Pengembang standar telekomunikasi AS atau Alliance for Telecommunications Industry Solutions (ATIS) kemudian meluncurkan Next G Alliance terkait 6G. Raksasa teknologi seperti Apple Inc, AT&T Inc, Qualcomm Inc, Google, dan Samsung Electronics Co masuk dalam aliansi ini.
Selain mengembangkan 6G, AS menekan industri 5G Tiongkok. Caranya, dengan memblokir layanan 5G Huawei dan mendorong negara-negara di Eropa untuk melakukan hal serupa.
Gandhi memperkirakan, langkah itu juga diterapkan dalam hal 6G. "AS tidak akan membiarkan peluang kepemimpinan generasi 6G didapat negara lain dengan mudah," katanya.
Sedangkan kepala di bagian akses dan perangkat Bell Labs Peter Vetter menilai, AS dan Tiongkok kompetitif dalam pengembangan 6G. "Upaya ini sangat penting sehingga menjadi perlombaan ‘senjata’ sampai batas tertentu," kata dia.
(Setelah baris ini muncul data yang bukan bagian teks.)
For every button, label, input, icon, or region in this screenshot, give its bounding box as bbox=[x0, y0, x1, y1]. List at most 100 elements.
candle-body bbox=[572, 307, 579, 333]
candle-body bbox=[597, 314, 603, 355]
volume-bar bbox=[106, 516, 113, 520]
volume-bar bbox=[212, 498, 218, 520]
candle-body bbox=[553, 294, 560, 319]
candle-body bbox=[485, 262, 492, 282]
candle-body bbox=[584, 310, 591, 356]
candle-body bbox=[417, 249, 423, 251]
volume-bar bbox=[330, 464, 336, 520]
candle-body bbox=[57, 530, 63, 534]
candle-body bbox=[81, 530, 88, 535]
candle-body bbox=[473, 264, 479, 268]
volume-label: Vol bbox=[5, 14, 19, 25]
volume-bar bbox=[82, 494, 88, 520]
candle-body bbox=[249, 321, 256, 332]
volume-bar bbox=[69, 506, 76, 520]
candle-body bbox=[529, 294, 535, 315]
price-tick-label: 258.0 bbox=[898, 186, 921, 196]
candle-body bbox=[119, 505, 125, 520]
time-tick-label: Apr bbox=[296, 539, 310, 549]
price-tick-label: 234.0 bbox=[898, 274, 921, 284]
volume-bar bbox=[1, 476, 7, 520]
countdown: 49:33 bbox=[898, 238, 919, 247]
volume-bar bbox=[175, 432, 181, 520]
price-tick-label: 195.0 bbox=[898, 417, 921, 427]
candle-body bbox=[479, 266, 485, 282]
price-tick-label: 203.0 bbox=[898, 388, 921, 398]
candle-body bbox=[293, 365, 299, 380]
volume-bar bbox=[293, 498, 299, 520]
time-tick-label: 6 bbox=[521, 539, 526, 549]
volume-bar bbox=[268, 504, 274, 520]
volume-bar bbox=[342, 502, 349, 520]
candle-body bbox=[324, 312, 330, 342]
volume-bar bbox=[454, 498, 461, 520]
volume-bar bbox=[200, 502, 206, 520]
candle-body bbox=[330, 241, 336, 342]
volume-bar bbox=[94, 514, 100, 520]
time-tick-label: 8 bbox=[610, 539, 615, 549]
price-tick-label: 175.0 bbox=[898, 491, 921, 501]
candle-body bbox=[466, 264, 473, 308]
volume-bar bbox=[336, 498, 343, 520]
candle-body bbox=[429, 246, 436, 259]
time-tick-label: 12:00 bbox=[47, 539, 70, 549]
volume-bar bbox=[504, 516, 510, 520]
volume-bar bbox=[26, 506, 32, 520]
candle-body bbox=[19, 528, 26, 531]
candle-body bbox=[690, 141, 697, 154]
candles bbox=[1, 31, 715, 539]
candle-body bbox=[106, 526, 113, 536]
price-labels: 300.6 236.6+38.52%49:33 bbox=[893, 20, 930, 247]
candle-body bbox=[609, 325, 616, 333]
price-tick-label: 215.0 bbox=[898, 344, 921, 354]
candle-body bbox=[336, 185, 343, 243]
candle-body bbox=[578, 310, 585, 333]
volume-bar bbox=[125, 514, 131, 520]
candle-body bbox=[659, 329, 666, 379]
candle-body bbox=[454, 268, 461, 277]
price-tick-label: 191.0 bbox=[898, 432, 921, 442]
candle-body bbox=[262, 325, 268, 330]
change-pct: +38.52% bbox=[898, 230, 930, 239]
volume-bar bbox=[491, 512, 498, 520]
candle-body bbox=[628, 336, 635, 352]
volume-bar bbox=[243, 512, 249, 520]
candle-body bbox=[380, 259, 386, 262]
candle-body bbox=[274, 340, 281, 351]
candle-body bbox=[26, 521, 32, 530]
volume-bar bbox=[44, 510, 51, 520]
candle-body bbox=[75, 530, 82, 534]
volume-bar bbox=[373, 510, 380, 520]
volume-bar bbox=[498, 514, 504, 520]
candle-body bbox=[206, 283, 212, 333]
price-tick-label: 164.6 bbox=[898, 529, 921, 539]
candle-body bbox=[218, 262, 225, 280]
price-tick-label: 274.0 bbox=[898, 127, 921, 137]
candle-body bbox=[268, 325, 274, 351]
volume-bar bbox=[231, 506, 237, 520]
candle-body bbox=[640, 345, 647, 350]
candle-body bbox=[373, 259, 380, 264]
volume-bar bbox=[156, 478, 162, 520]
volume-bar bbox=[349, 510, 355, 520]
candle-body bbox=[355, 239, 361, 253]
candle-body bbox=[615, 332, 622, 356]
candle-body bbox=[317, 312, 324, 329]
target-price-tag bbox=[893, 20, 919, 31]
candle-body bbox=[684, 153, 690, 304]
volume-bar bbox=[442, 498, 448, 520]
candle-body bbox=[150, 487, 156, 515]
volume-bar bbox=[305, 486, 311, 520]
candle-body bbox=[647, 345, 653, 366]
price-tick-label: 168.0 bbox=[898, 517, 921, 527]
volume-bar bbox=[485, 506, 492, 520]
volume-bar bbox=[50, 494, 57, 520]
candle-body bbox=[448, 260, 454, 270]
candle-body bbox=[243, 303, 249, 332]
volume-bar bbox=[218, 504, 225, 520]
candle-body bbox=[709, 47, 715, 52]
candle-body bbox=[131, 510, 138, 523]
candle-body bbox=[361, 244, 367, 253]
Tiongkok pun telah meluncurkan satelit eksperimental 6G pertama di dunia pada tahun lalu di Taiyuan Satellite Launch Centre, Provinsi Shanxi. Ini bertujuan membuat ultra-fast network yang 100 kali lebih cepat dibanding 5G, yang rencananya dapat digunakan pada 2030.
Peluncuran satelit 6G ke orbit itu merupakan proyek kerja sama University of Electronic Science and Technology of China (UESTC), Chengdu Guoxing Aerospace Technology, dan Beijing MinoSpace Technology.
Salah satu akademisi dari Chinese Academy of Engineering Xu Yangsheng mengatakan, proyek itu akan menggabungkan jaringan komunikasi satelit dengan yang ada di darat. “Satelit eksperimental ini menandai pertama kalinya teknologi komunikasi terahertz didiverifikasi ketika diterapkan di luar angkasa,” katanya dikutip dari Daily Mail, tahun lalu (13/11/2020).
Wakil Menteri Biro Teknologi Tiongkok Wang Xi menyatakan, pihaknya akan bekerja sama dengan para ahli dalam merancang rencana penelitian untuk 6G. Biro Teknologi juga telah menggandeng 37 ahli telekomunikasi dari universitas, institusi, dan perusahaan untuk membentuk panel pengembangan 6G serta melakukan uji kelayakan pada jaringan.
Di saat yang sama, beberapa perusahaan telekomunikasi Tiongkok seperti Huawei, ZTE, Xiaomi, dan China Telecom memulai penelitian jaringan 6G. Bahkan, Xiaomi berencana memfokuskan sumber daya mereka pada pembuatan ponsel 5G, sembari mengembangkan 6G.
"Saat ini Tiongkok tampaknya melakukan segalanya untuk memastikan bahwa mereka tidak kehilangan pasar masa depan," kata penasihat senior European Policy Center Paul Timmers.
Teknologi 6G yang diperebutkan kedua negara itu memiliki kecepatan 100 kali lebih cepat dibandingkan 5G. Kemampuan unduh mencapai satu terabyte per sekon (Tbps) atau sekitar 142 jam film dalam sedetik.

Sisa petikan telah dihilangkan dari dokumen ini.